Academician Valeri Petrov, Dr. Milen Vrabevski: European Citizens of the Year

Dr. Milen Vrabevski receiving the award together with Ana Hadzhimisheva, granddaughter of poet Valeri Petrov, who received the award on his part.
Photo: BGNES
Great Bulgarian poet, writer and translator Academician Valeri Petrov and the Chairman of the Bulgarian Memory Foundation Dr. Milen Vrabevski have been awarded with the Citizen’s Prize of the European Parliament for 2013. On 16 October at a ceremony in Brussels, European Parliament President Martin Schultz will hand over honorary diplomas to the two prominent Bulgarians. For 2013 the prize will go to 43 nominees from 21 countries. The high distinction has been given since 2008 to citizens and organizations who have contributed to better understanding and integration of EU citizens. Bulgaria has had nominees for a second consecutive year.

Academician Petrov’s bid was launched by Bulgarian MEP Ivailo Kalfin (Party of European Socialists), and Dr. Vrabevski’s one, by MEPs Andrey Kovatchev and Preslav Borissov (European People’s Party). The prizes of the two nominees were given at a ceremony in Sofia organized by the Information Office of the European Parliament in the capital city. An honorary guest to event was President Rosen Plevneliev. The head of state commented that citizens represented the key power of the European Union. This year is a European Year of Citizens, of their rights deriving from EU membership. During this year, the dialogue of citizens, institutions and businesses has been raised to a new level across Europe. The president went on to say that Europe must listen to the voice of a titan of spiritual values that Academician Valeri Petrov is and to be familiar with the work of champions of the Bulgarian spirit like Dr. Milen Vrabevski.

The honorary medal of Academician Valeri Petrov was received by his granddaughter Ana Hadjimisheva. On his behalf, she thanked for the high distinction, and read an address written by her grandfather.
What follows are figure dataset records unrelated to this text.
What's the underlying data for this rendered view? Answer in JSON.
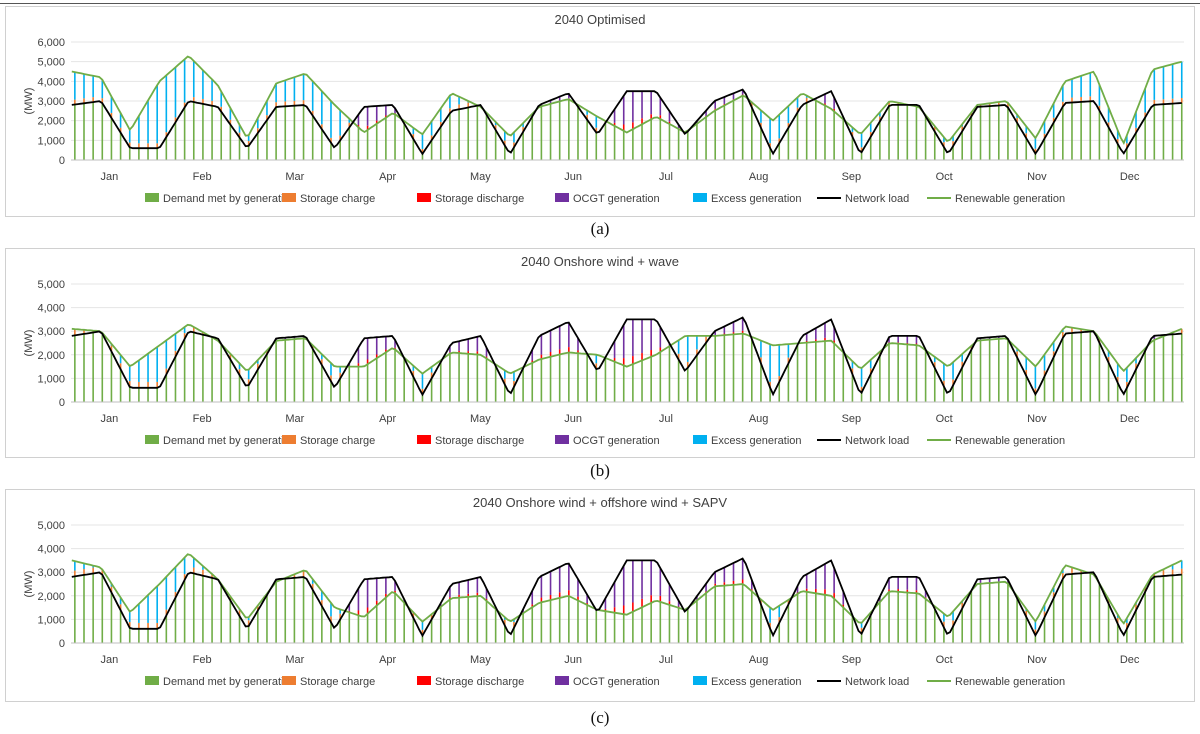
{
  "colors": {
    "demand": "#70AD47",
    "storage_charge": "#ED7D31",
    "storage_discharge": "#FF0000",
    "ocgt": "#7030A0",
    "excess": "#00B0F0",
    "network_load": "#000000",
    "renewable": "#70AD47"
  },
  "legend": [
    "Demand met by generation",
    "Storage charge",
    "Storage discharge",
    "OCGT generation",
    "Excess generation",
    "Network load",
    "Renewable generation"
  ],
  "months": [
    "Jan",
    "Feb",
    "Mar",
    "Apr",
    "May",
    "Jun",
    "Jul",
    "Aug",
    "Sep",
    "Oct",
    "Nov",
    "Dec"
  ],
  "chart_data": [
    {
      "type": "bar",
      "title": "2040 Optimised",
      "caption": "(a)",
      "ylabel": "(MW)",
      "ylim": [
        0,
        6000
      ],
      "yticks": [
        "0",
        "1,000",
        "2,000",
        "3,000",
        "4,000",
        "5,000",
        "6,000"
      ],
      "network_load": [
        2800,
        3000,
        600,
        600,
        3000,
        2700,
        600,
        2700,
        2800,
        600,
        2700,
        2800,
        300,
        2500,
        2800,
        300,
        2800,
        3400,
        1300,
        3500,
        3500,
        1300,
        3000,
        3600,
        300,
        2800,
        3500,
        300,
        2800,
        2800,
        300,
        2700,
        2800,
        300,
        2900,
        3000,
        300,
        2800,
        2900
      ],
      "renewable": [
        4500,
        4200,
        1500,
        4000,
        5300,
        3800,
        1100,
        3900,
        4400,
        2800,
        1400,
        2400,
        1300,
        3400,
        2700,
        1200,
        2700,
        3100,
        2200,
        1400,
        2200,
        1400,
        2500,
        3300,
        2000,
        3400,
        2600,
        1300,
        3000,
        2700,
        900,
        2800,
        3000,
        1100,
        4000,
        4500,
        800,
        4600,
        5000
      ]
    },
    {
      "type": "bar",
      "title": "2040 Onshore wind + wave",
      "caption": "(b)",
      "ylabel": "(MW)",
      "ylim": [
        0,
        5000
      ],
      "yticks": [
        "0",
        "1,000",
        "2,000",
        "3,000",
        "4,000",
        "5,000"
      ],
      "network_load": [
        2800,
        3000,
        600,
        600,
        3000,
        2700,
        600,
        2700,
        2800,
        600,
        2700,
        2800,
        300,
        2500,
        2800,
        300,
        2800,
        3400,
        1300,
        3500,
        3500,
        1300,
        3000,
        3600,
        300,
        2800,
        3500,
        300,
        2800,
        2800,
        300,
        2700,
        2800,
        300,
        2900,
        3000,
        300,
        2800,
        2900
      ],
      "renewable": [
        3100,
        3000,
        1500,
        2400,
        3300,
        2600,
        1300,
        2600,
        2700,
        1500,
        1500,
        2300,
        1200,
        2100,
        2000,
        1200,
        1800,
        2100,
        2000,
        1500,
        2000,
        2800,
        2800,
        2900,
        2400,
        2500,
        2600,
        1400,
        2500,
        2400,
        1500,
        2600,
        2700,
        1500,
        3200,
        3000,
        1300,
        2600,
        3100
      ]
    },
    {
      "type": "bar",
      "title": "2040 Onshore wind + offshore wind + SAPV",
      "caption": "(c)",
      "ylabel": "(MW)",
      "ylim": [
        0,
        5000
      ],
      "yticks": [
        "0",
        "1,000",
        "2,000",
        "3,000",
        "4,000",
        "5,000"
      ],
      "network_load": [
        2800,
        3000,
        600,
        600,
        3000,
        2700,
        600,
        2700,
        2800,
        600,
        2700,
        2800,
        300,
        2500,
        2800,
        300,
        2800,
        3400,
        1300,
        3500,
        3500,
        1300,
        3000,
        3600,
        300,
        2800,
        3500,
        300,
        2800,
        2800,
        300,
        2700,
        2800,
        300,
        2900,
        3000,
        300,
        2800,
        2900
      ],
      "renewable": [
        3500,
        3200,
        1300,
        2500,
        3800,
        2700,
        1000,
        2600,
        3100,
        1500,
        1100,
        2200,
        900,
        1900,
        2000,
        900,
        1700,
        2000,
        1400,
        1200,
        1800,
        1400,
        2400,
        2500,
        1400,
        2200,
        2000,
        800,
        2200,
        2100,
        1100,
        2500,
        2600,
        900,
        3300,
        2900,
        800,
        2900,
        3500
      ]
    }
  ]
}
“The news about my nomination made me happy, of course, though I think that there are quite a few Bulgarians who would rightfully bear the title European Citizen. As far as I am concerned, I can say that I definitely feel a European citizen. It could be that I’ve done something in this direction. And, while looking for it, I can find it in the main sphere where I have worked all my life – poetry, my own one, which has always upheld humanism. I gather that the other direction where I have tried to make my small contribution into the European cause has to do with my translations from different languages that have brought Bulgarians in touch with the great European works of literature. Always, in everything that I have written, I have been guided by the call of Schiller and Beethoven for a joyful brotherhood of all men. Thank you very much: Valeri Petrov.”

Here is how the other holder of the European Citizen’s Prize Dr. Milen Vrabevski outlines the cause of the foundation Bulgarian Memory that he manages.
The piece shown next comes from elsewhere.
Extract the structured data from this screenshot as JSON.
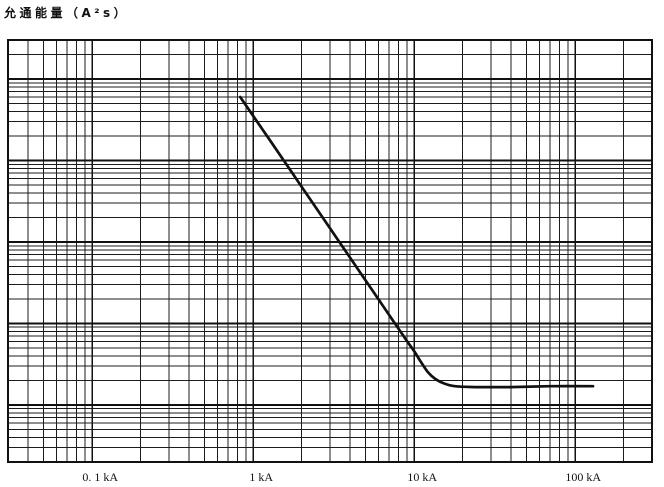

“The foundation works on what I perceive as national priorities: combating the demographic crisis, the integration of the Bulgarian Diaspora and the personal and professional development of young people in this country; the cultural heritage and its benefits – and all this seen through the prism of the integration process in Europe and of the standards of quality education.”

We should add here that Dr. Vrabevski has been pressing for a change in terminology, notably replacing the name Cyrillic Alphabet with Bulgarian Alphabet.

“I think it is important to say that we have succeeded to cover a broad spectrum of the public and political space”, he said. “And we have provided evidence in an international perspective that we can do better together. On the one hand, we have a titan of the Bulgarian literature here, and stepping on the shoulders of such wise men is a good way to see farther. On the other hand, there is the struggle for the national priorities seen through the prism of European integration. This is destined to be successful. And our struggle is a noble one. It is about the promotion of the Bulgarian spirit and creating a sense of European cultural identity in young generations. This includes the national identity but takes it up to a new orbit. This is the orbit of the people who have learned how to live together and who can grasp the meaning of the phrases ‘united in diversity’ and ‘a free movement of people and capital’, and who are united by the cause of progress.”